Sweets are principally milk-based puddings, pastries and pancakes. Available throughout India is Kulfi, the Indian ice cream, Rasgullas (cream cheese balls flavoured with rose water), Gulab Jamuns (flour, yoghurt and ground almonds), and Jalebi (pancakes in syrup). Besides a splendid choice of sweets and sweetmeats, there is an abundance of fruit, both tropical - mangoes, pomegranates and melons - and temperate - apricots, apples and strawberries. Western confectionery is available in major centres. It is common to finish the meal by chewing Pan as a digestive. Pan is a betel leaf in which are wrapped spices such as aniseed and cardamom.
Besides the main dishes, there are also countless irresistible snacks available on every street corner, such as Samosa, Fritters, Dosa and Vada. For the more conservative visitor, Western cooking can always be found. Indeed, the best styles of cooking from throughout the world can be experienced in the major centres in India.

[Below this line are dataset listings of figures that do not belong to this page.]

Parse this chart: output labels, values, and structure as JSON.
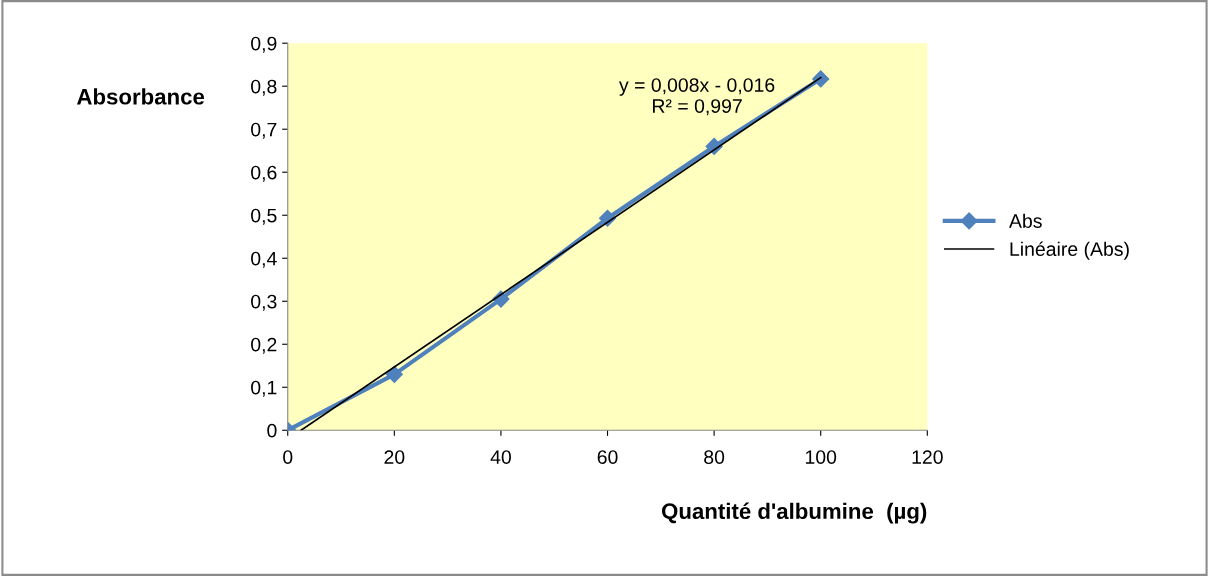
{
  "chart_data": {
    "type": "line",
    "xlabel": "Quantité d'albumine  (µg)",
    "ylabel": "Absorbance",
    "series": [
      {
        "name": "Abs",
        "color": "#4f81bd",
        "x": [
          0,
          20,
          40,
          60,
          80,
          100
        ],
        "values": [
          0,
          0.13,
          0.305,
          0.493,
          0.66,
          0.817
        ],
        "marker": "diamond"
      },
      {
        "name": "Linéaire (Abs)",
        "color": "#000000",
        "type": "line",
        "x": [
          2.5,
          100
        ],
        "values": [
          0,
          0.82
        ],
        "marker": "none"
      }
    ],
    "xlim": [
      0,
      120
    ],
    "xticks": [
      0,
      20,
      40,
      60,
      80,
      100,
      120
    ],
    "ylim": [
      0,
      0.9
    ],
    "yticks": [
      0,
      {
        "value": 0.1,
        "label": "0,1"
      },
      {
        "value": 0.2,
        "label": "0,2"
      },
      {
        "value": 0.3,
        "label": "0,3"
      },
      {
        "value": 0.4,
        "label": "0,4"
      },
      {
        "value": 0.5,
        "label": "0,5"
      },
      {
        "value": 0.6,
        "label": "0,6"
      },
      {
        "value": 0.7,
        "label": "0,7"
      },
      {
        "value": 0.8,
        "label": "0,8"
      },
      {
        "value": 0.9,
        "label": "0,9"
      }
    ],
    "annotations": [
      "y = 0,008x - 0,016\nR² = 0,997"
    ],
    "grid": false,
    "legend": "right"
  }
}
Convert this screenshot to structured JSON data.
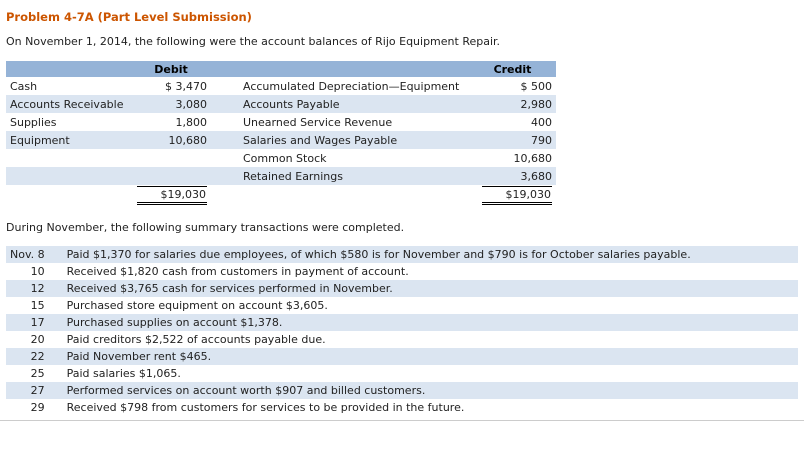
{
  "page": {
    "title": "Problem 4-7A (Part Level Submission)",
    "intro": "On November 1, 2014, the following were the account balances of Rijo Equipment Repair.",
    "middle_text": "During November, the following summary transactions were completed."
  },
  "colors": {
    "title_color": "#cc5500",
    "header_bg": "#95b3d7",
    "row_alt_bg": "#dbe5f1"
  },
  "balance_table": {
    "debit_header": "Debit",
    "credit_header": "Credit",
    "rows": [
      {
        "debit_account": "Cash",
        "debit_amount": "$ 3,470",
        "credit_account": "Accumulated Depreciation—Equipment",
        "credit_amount": "$ 500"
      },
      {
        "debit_account": "Accounts Receivable",
        "debit_amount": "3,080",
        "credit_account": "Accounts Payable",
        "credit_amount": "2,980"
      },
      {
        "debit_account": "Supplies",
        "debit_amount": "1,800",
        "credit_account": "Unearned Service Revenue",
        "credit_amount": "400"
      },
      {
        "debit_account": "Equipment",
        "debit_amount": "10,680",
        "credit_account": "Salaries and Wages Payable",
        "credit_amount": "790"
      },
      {
        "debit_account": "",
        "debit_amount": "",
        "credit_account": "Common Stock",
        "credit_amount": "10,680"
      },
      {
        "debit_account": "",
        "debit_amount": "",
        "credit_account": "Retained Earnings",
        "credit_amount": "3,680"
      }
    ],
    "totals": {
      "debit_total": "$19,030",
      "credit_total": "$19,030"
    }
  },
  "transactions": [
    {
      "date": "Nov. 8",
      "description": "Paid $1,370 for salaries due employees, of which $580 is for November and $790 is for October salaries payable."
    },
    {
      "date": "10",
      "description": "Received $1,820 cash from customers in payment of account."
    },
    {
      "date": "12",
      "description": "Received $3,765 cash for services performed in November."
    },
    {
      "date": "15",
      "description": "Purchased store equipment on account $3,605."
    },
    {
      "date": "17",
      "description": "Purchased supplies on account $1,378."
    },
    {
      "date": "20",
      "description": "Paid creditors $2,522 of accounts payable due."
    },
    {
      "date": "22",
      "description": "Paid November rent $465."
    },
    {
      "date": "25",
      "description": "Paid salaries $1,065."
    },
    {
      "date": "27",
      "description": "Performed services on account worth $907 and billed customers."
    },
    {
      "date": "29",
      "description": "Received $798 from customers for services to be provided in the future."
    }
  ]
}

Tea (or chai) is India's favourite drink and many of the varieties are enjoyed throughout the world. It will often come ready-brewed with milk and sugar unless 'tray tea' is specified. Coffee is increasingly popular. Nimbu Pani (lemon drink), Lassi (iced buttermilk) and coconut milk straight from the nut are cool and refreshing. Soft drinks (usually sweet) and bottled water are widely available, as are Western alcoholic drinks. There is a huge variety of excellent Indian beer. There is also good Indian-made gin, rum, brandy and wine. Bottled water, essential for visitors, is sold everywhere in India, but make sure the bottles are properly sealed.
Restaurants have table service and, depending on area and establishment, will serve alcohol with meals. Most Western-style hotels have licensed bars. Visitors will be issued All India Liquor Permits on request by Indian Embassies/High Commissions, Missions or Tourist Offices. Various states impose prohibition but this may change; check with the Tourist Office for up-to-date information. In almost all big cities in India certain days in the week are observed as dry days when the sale of liquor is not permitted. Tourists may check with the nearest local tourist office for the prohibition laws/rules prevailing in any given state where they happen to be travelling or intend to travel.